A laugh works free of his throat and the smile reveals a perfect set of teeth. He has a face that continually reveals new, fascinating angles. Dimples. An Adam’s apple that moves in a masculine tease when he laughs. Skin like silk. I’ve been around beautiful people for the past two weeks but he’s something else entirely. If he isn’t a model, it’s a crime.
“Yes—I’m sorry.” He frowns, searching. “Do we know each other?” I haven’t seen him in fourteen years, and his words are wrapped up in a new, delicately complex accent.
“I’m Georgia Ross,” I prompt, and he turns to face me fully, tucking a hand into his pocket. The effect of his full attention is like having a powerful suction inside my chest, pulling air directly from my lungs. “Your sister, Sunny, and I were close in school. Your family moved to London at the end of eighth grade.”
Alec was six years older than us. My crush on him was intense almost to the point of painful. For years he’d just been my best friend’s brother. Occasionally present, always polite, mostly unremarkable. But then one night, only a couple weeks after my thirteenth birthday, I’d gone downstairs for a glass of water and caught him digging in the refrigerator for a midnight snack: nineteen years old, shirtless, and sleep rumpled. I could think of nothing but his naked torso for weeks afterward.

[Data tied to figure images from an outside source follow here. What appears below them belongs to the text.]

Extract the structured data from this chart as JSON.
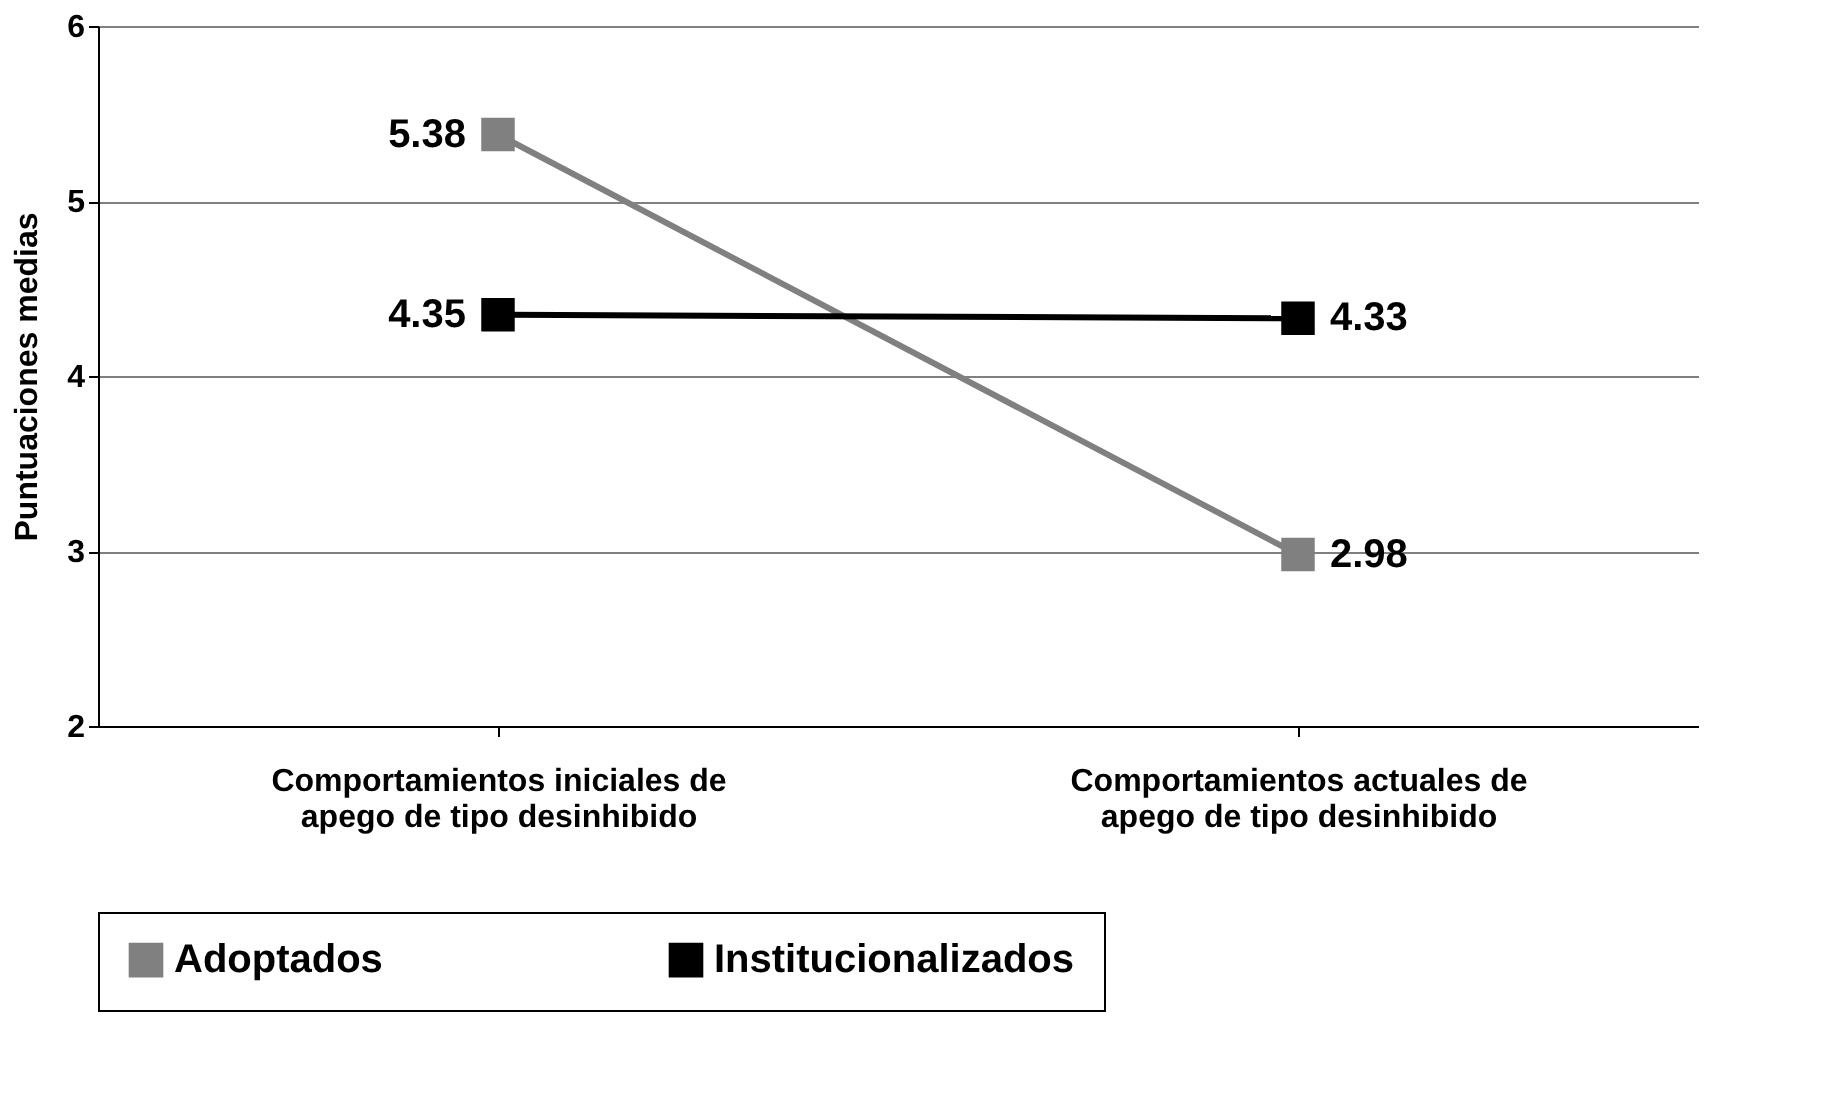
{
  "chart_data": {
    "type": "line",
    "ylabel": "Puntuaciones medias",
    "categories": [
      "Comportamientos iniciales de apego de tipo desinhibido",
      "Comportamientos actuales de apego de tipo desinhibido"
    ],
    "series": [
      {
        "name": "Adoptados",
        "color": "#808080",
        "values": [
          5.38,
          2.98
        ]
      },
      {
        "name": "Institucionalizados",
        "color": "#000000",
        "values": [
          4.35,
          4.33
        ]
      }
    ],
    "ylim": [
      2,
      6
    ],
    "yticks": [
      2,
      3,
      4,
      5,
      6
    ],
    "grid": "y",
    "legend": "bottom",
    "marker": "square",
    "line_style": "solid",
    "data_labels": true
  }
}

I think back to the muscled bodies wrestling over game controllers on the couch, the shirtless boy-man kicking at the street, pushing away on his skateboard. Halfway through his time at UCLA his family moved to London for Mr. Kim’s job, and Alec went, too. Sunny and I each sent about three letters before dropping our well-laid plans entirely. She’d been my closest friend from second to eighth grade, but once she moved, I never saw her again.
He lets his gaze move over my features, clearly trying to connect the face in front of him with the one on the kid he used to know. Good luck to him. The last time he saw me I had braces, unsupervised eyebrows, and arms as thin as toothpicks. I’m still on the petite side, but I’m not the scrawny kid I once was. Even though I was at his house nearly every day after school, I’d bet a wad of cash he won’t remember me.
Still, he’s putting in a real effort to recognize the little Gigi Ross inside the grown-up Georgia. I’ve never been particularly insecure about my appearance, but under his inspection I could not be more aware of how desperately I need a shower. Even my eyes, which are arguably my best feature—wide-set, thickly lashed, hazel green—are probably bloodshot and squinty. Let’s not even imagine my hair. It was already so greasy fifteen hours ago that I used up the final dregs of my expensive dry shampoo and twisted it into a bun. Standing in front of a man like this, looking like I do, is mortifying.